Every few months, another individual finds themselves facing police action over online expression, particularly when the subject involves influential personalities or politically sensitive matters.
Each case chips away at public trust, and this is not because citizens believe all online speech is noble or truthful, but rather whether the machinery of law is being applied equally.
The Power of Influence in Modern India
India today is a country where wealth, celebrity, and digital influence intersect constantly. The rich no longer fight quietly behind closed doors, their disputes trend, their family conflicts become content for gossip and news, their court cases become public spectacle which can turn ugly, reckless, invasive, and unfair. But it is also part of modern public life. Once a story enters the public domain, especially one involving billionaires, inheritance battles, and national media attention, people will comment. Some responsibly and some irresponsibly.
The answer to questionable speech cannot always be criminalization and when this happens, the law risks becoming a shield not for justice, but for influence.
This is precisely why the magistrate’s reported observations matter so much. The court’s apparent skepticism about the arrest, and the speed with which bail was granted, suggested a troubling mismatch between the alleged offence and the state’s response. Senior advocate Mahesh Jethmalani reportedly called the case “baseless and frivolous.” That description captures what many observers felt instinctively.
If there was no serious criminal intent, why the arrest, if no immediate threat existed, why the urgency? If the issue was reputational harm, why not pursue civil remedies? These questions linger.
Beyond one tweet, at its heart, this story is no longer really about Dr. Neelam Singh, no is it solely about the Kapur family, but rather the uneasy relationship between power and dissent in the digital age.
A mature democracy must tolerate skepticism, gossip, criticism, speculation, and even foolish opinions, especially in matters involving public figures and highly public disputes.
That tolerance becomes most important precisely when the speech is inconvenient. Because once arrests become normal responses to commentary, fear quietly replaces freedom. This is when people stop asking questions and a society that stops asking questions lose their ability to reason intelligently, and stop holding incidents, events, and power accountable.

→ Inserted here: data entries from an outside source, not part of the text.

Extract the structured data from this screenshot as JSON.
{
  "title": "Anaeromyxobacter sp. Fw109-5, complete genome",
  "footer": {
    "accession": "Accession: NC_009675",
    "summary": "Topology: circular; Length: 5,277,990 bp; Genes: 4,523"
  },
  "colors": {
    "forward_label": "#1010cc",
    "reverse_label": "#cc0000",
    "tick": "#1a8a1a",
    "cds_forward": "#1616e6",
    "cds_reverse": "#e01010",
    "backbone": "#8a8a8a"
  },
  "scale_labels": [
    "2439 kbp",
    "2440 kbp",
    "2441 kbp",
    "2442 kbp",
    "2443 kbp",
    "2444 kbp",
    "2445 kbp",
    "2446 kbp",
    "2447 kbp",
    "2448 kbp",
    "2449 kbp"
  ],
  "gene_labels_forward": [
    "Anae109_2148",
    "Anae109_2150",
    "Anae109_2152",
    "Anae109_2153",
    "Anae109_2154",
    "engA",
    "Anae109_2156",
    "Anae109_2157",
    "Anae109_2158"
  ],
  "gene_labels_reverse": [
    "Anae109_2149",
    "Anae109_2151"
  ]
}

The legitimacy of a democracy is not tested by how it treats agreeable speech, but how it handles uncomfortable speech.
There is, of course, a line between free expression and malicious falsehood. Genuine defamation, fabricated evidence, and coordinated disinformation campaigns deserve scrutiny under law, but scrutiny requires evidence, proportionality, and restraint, not performative arrests, not midnight policing of opinions, and not turning criminal law into a public relations instrument.
The image of a dermatologist being arrested over a deleted tweet tied to a billionaire family feud may seem surreal, even laughable, to some. But beneath the spectacle lies something far more dangerous: the growing fear that a single post, opinion, or remark can invite the weight of the state upon an individual.
You may dislike the Skin Doctor. You may strongly disagree with his views. But in a democracy, the law cannot become selective. Justice loses its meaning the moment it stops applying equally to everyone and becomes a weapon for the entitled.